Fortunately, there is an antioxidant system in our body to help skin eliminate ROS and free radicals. The antioxidant system consists of enzymic and non-enzymic antioxidants, which complement and depend on each other to maintain the balance between oxidation and antioxidant. SOD, CAT, and GSH-Px are typical enzymatic antioxidants. Non-enzymatic antioxidants include vitamin E, vitamin C, vitamin D, GSH, β-carotene, etc. Oxidative stress may be an important trigger for the development of various diseases, such as systemic lupus erythematosus (SLE), rheumatoid arthritis (RA), and Type 1 diabetes mellitus (DM 1). Resulting from the constant attack of ROS on the skin, oxidative stress has been increasingly investigated as a potential contributor to the development of autoimmune skin diseases, including alopecia areata. The role of oxidative stress in alopecia areata has been increasingly investigated in the recent literature. As such, investigating the role of oxidative stress in AA is an important area of research that could have implications for treatment and prevention.

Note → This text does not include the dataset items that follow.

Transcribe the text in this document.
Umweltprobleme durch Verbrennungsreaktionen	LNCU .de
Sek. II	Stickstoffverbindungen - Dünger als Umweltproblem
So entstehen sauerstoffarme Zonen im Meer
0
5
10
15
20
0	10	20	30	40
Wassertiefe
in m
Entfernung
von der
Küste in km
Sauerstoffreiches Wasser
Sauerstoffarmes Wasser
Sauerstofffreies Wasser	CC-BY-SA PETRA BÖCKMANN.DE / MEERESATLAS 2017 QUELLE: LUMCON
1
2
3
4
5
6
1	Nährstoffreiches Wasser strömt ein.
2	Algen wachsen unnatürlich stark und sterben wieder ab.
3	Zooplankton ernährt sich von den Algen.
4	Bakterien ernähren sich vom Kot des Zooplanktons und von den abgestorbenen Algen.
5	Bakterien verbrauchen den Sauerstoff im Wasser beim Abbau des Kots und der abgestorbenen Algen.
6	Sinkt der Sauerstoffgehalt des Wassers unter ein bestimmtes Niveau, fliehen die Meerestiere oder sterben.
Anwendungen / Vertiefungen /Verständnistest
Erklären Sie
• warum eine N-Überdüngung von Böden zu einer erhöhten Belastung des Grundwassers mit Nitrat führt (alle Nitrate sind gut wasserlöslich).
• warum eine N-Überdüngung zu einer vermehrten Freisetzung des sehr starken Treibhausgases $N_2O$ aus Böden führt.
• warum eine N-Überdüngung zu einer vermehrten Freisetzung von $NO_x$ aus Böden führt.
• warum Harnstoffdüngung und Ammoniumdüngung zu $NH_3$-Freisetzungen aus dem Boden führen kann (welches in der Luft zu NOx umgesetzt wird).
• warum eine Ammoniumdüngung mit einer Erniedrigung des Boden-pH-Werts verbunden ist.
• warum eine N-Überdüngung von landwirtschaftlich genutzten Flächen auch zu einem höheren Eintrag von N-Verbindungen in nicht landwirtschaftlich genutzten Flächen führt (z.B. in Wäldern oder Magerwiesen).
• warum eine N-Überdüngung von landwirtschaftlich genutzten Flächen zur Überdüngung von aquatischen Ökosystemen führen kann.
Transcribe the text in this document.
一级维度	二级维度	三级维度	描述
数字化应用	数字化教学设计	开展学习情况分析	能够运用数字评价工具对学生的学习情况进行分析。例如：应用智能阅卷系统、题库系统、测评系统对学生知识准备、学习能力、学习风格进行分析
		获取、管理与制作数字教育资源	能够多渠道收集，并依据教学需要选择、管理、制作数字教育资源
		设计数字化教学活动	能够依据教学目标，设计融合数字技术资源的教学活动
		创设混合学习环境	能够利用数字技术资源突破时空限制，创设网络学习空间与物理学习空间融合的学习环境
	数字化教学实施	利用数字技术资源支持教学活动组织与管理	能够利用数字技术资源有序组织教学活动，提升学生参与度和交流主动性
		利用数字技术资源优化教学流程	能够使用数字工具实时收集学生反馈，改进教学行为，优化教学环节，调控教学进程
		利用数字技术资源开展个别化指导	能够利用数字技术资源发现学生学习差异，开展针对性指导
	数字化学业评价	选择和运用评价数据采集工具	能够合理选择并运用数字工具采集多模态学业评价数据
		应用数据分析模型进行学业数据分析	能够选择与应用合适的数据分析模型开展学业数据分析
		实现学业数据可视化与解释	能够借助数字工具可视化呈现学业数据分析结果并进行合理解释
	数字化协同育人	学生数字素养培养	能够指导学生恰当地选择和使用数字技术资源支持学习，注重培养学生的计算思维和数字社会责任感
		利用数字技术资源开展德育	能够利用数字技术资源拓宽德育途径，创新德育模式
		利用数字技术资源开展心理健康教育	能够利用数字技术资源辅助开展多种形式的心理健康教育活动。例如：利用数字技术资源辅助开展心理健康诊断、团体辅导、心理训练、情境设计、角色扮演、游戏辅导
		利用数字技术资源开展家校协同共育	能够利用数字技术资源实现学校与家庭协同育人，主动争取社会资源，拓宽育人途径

3.2. Oxidative stress may trigger the collapse of hair follicle-immune privilege

Hair follicles are immune privilege organs, which prevent their own antigens from being presented to CD8 + T cells by downregulating the expression of MHC class I molecules in anagen hair follicles. Collapse of HF-IP is one of the most widely accepted theories about the pathogenesis of alopecia areata. Collapse of HF-IP may be characterized by upregulation of MHC-I and MHC-II expression (3). NK cell receptor D (NKG2D) was mainly expressed on the surface of NK cells, NK T cells, γσT cells, and CD8 + T cells and the gene encoding NKG2D is upregulated in patients with AA (35). NKG2D can recognize MICA/B (soluble MHC Class I molecule-related protein), which is the only receptor that can be recognized with MICA/B found in vivo so far. As an activator receptor, NKG2D mediates the activation of above immune cells and then kills target cells. IFN-γ and CD8+ NKG2D+ T cells play a critical role in the collapse of IP (34). Hsp60, Hsp70, and gp96 can enhance the expression of B7 and MHC-II on the surface of plasmacytoid dendritic cells (antigen presenting cells), stimulate dendritic cell maturation, migration to draining lymph nodes, and induce the secretion of chemokines by macrophages and plasmacytoid dendritic cells (DCs) (36). Studies have shown that IFN-γ secreted by cytotoxic T lymphocytes around vitiligo lesions can up-regulate the expression of Hsp70, and Hsp70 can also enhance the release of IFN-γ by cytotoxic T lymphocytes through a positive feedback mechanism (37). There is a surprising similarity between the pathogenesis of vitiligo and alopecia areata, and the above process may also occurs around the lesions of alopecia areata.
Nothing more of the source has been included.